Yet another presumed Boko Haram terror attack took place on Tuesday, May 20, killing at least 188 people in Jos. The attack took the form of a double car bomb attack at Terminus Market in the central business district of Jos, which is the capital of Plateau State. The first bomb went off at around 15:00, and the second 20 minutes later to target the crowd that had gathered to help the victims of the first blast. The explosions were powerful enough to raze several buildings to the ground and start a major fire, and emergency services staff told reporters that they expected to find more bodies while clearing the rubble. Boko Haram has not claimed responsibility for the attack, but it seems certain that its men perpetrated it.

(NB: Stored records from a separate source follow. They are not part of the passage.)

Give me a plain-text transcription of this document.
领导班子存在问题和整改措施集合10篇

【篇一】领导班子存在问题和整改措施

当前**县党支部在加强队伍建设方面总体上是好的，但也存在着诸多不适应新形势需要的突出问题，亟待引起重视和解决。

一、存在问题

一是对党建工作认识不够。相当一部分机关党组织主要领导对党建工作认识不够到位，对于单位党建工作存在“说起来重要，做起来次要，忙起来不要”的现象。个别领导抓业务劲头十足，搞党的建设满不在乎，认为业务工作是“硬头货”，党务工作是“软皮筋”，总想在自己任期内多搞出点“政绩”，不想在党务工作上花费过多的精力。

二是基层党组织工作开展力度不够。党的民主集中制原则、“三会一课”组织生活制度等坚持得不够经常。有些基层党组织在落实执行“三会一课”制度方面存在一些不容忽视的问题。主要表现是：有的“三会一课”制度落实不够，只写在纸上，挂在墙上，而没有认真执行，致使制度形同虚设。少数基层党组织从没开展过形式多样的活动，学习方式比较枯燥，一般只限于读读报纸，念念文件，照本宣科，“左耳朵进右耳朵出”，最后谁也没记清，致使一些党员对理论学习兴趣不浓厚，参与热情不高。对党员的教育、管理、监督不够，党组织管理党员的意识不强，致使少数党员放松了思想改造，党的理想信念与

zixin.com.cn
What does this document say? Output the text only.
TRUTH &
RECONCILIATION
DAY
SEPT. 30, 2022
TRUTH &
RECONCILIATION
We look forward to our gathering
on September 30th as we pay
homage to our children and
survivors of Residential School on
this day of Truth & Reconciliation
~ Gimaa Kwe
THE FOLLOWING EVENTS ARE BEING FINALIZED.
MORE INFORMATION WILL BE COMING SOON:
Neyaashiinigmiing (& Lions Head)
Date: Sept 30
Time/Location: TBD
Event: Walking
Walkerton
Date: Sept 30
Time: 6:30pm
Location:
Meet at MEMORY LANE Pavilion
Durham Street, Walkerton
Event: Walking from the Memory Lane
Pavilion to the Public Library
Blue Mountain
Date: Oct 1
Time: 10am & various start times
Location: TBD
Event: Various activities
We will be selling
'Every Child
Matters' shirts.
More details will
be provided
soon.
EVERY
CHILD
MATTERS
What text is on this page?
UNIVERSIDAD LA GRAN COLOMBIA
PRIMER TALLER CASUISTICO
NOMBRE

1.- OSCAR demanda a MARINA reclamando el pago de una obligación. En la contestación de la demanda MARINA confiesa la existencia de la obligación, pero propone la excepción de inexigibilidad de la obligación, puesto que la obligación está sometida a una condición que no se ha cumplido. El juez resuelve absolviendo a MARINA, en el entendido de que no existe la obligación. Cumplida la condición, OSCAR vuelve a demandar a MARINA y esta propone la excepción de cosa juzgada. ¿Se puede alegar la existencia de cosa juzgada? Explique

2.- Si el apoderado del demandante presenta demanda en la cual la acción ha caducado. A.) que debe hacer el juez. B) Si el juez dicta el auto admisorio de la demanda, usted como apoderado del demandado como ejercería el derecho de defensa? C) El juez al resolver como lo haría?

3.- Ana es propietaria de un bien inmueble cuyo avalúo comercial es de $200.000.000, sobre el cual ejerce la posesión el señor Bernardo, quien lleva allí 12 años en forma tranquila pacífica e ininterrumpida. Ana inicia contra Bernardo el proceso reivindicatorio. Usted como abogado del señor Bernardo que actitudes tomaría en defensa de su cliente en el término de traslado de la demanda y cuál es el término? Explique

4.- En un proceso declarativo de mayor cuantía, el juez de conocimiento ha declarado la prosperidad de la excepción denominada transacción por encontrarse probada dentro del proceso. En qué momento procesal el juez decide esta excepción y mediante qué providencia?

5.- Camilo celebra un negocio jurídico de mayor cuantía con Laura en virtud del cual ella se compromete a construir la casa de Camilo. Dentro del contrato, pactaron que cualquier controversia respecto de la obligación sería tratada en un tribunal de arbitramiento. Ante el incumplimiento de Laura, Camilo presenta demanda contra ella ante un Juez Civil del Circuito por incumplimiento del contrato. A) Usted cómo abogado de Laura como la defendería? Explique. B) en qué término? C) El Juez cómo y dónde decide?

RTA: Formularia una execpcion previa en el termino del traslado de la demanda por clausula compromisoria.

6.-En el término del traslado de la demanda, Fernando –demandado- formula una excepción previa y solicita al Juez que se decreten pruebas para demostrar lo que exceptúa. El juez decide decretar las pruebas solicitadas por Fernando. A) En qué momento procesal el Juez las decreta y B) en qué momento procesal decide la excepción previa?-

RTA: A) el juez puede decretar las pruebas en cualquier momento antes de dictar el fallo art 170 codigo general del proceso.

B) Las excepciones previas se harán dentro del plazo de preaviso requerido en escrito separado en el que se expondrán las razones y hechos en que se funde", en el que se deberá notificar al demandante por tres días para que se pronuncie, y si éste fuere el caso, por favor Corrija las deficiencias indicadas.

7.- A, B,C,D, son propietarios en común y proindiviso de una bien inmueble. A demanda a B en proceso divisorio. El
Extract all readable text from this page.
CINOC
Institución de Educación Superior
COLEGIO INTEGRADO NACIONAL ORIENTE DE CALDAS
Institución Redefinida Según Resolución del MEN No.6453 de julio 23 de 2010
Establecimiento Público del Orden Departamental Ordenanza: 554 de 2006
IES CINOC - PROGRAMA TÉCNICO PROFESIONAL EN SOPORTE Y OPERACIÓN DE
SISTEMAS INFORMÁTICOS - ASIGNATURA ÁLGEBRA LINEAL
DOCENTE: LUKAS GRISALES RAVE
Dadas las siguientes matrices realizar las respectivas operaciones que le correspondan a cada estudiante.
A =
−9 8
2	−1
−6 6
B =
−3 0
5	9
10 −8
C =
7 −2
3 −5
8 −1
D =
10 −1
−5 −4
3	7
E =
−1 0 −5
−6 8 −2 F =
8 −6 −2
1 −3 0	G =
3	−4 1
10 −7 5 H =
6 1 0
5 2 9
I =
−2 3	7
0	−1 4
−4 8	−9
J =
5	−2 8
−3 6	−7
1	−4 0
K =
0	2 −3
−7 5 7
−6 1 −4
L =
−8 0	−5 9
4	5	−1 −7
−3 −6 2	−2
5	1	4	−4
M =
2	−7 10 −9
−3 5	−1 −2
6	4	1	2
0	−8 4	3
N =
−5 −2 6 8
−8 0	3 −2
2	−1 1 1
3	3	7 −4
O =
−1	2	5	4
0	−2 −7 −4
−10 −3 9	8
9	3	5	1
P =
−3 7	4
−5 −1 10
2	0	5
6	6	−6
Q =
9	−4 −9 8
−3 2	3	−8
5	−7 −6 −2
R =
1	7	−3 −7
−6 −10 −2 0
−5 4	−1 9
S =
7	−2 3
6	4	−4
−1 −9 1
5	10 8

Jos, in the north of Plateau State, does not lie in the north-eastern states, especially Borno, where Boko Haram has its main power base and where it has historically been most active. Jos is in the part of Nigeria known as the Middle Belt, the broad lateral zone where the Muslim north meets the Christian south, and where clashes between Muslim and Christian communities over grazing, cattle and other issues are frequent. These tensions came to the surface in Jos only hours after the bomb attack, when a mob of Christians armed with clubs formed and started to march towards a Muslim neighbourhood of the city. Police managed to stop their advance. While the Boko Haram problem receives more media coverage than the unending sectarian clashes in the Middle Belt, the security problem is a serious one: according to a security tracker maintained by the Council on Foreign Relations (CFR), a United States (US) think tank, such sectarian violence caused 397 deaths in April and 485 deaths in March.
WHY DO WE CARE? It seems clear that the bomb attack, like the bombing in Kano on May 18 which targeted Christian Igbo merchants, was intended to stoke sectarian divisions and destabilise the country, and in Nigeria’s current feverish environment it may well succeed. On May 12 we wrote about the “important risk that the Boko Haram insurgency will begin to overlap with sectarian conflicts in the ‘Middle Belt’”; it seems that Boko Haram has now elected to exploit that fault line to sow further chaos in Nigeria. It remains to be seen to what extent these recent attacks, and possibly others in the coming days, will spark sectarian violence, but the danger of that is serious. We consider that the point has been reached where Boko Haram’s insurgency has affected overall stability in Nigeria. If the government cannot show some success against the terror group, and soon, the negative trend will persist.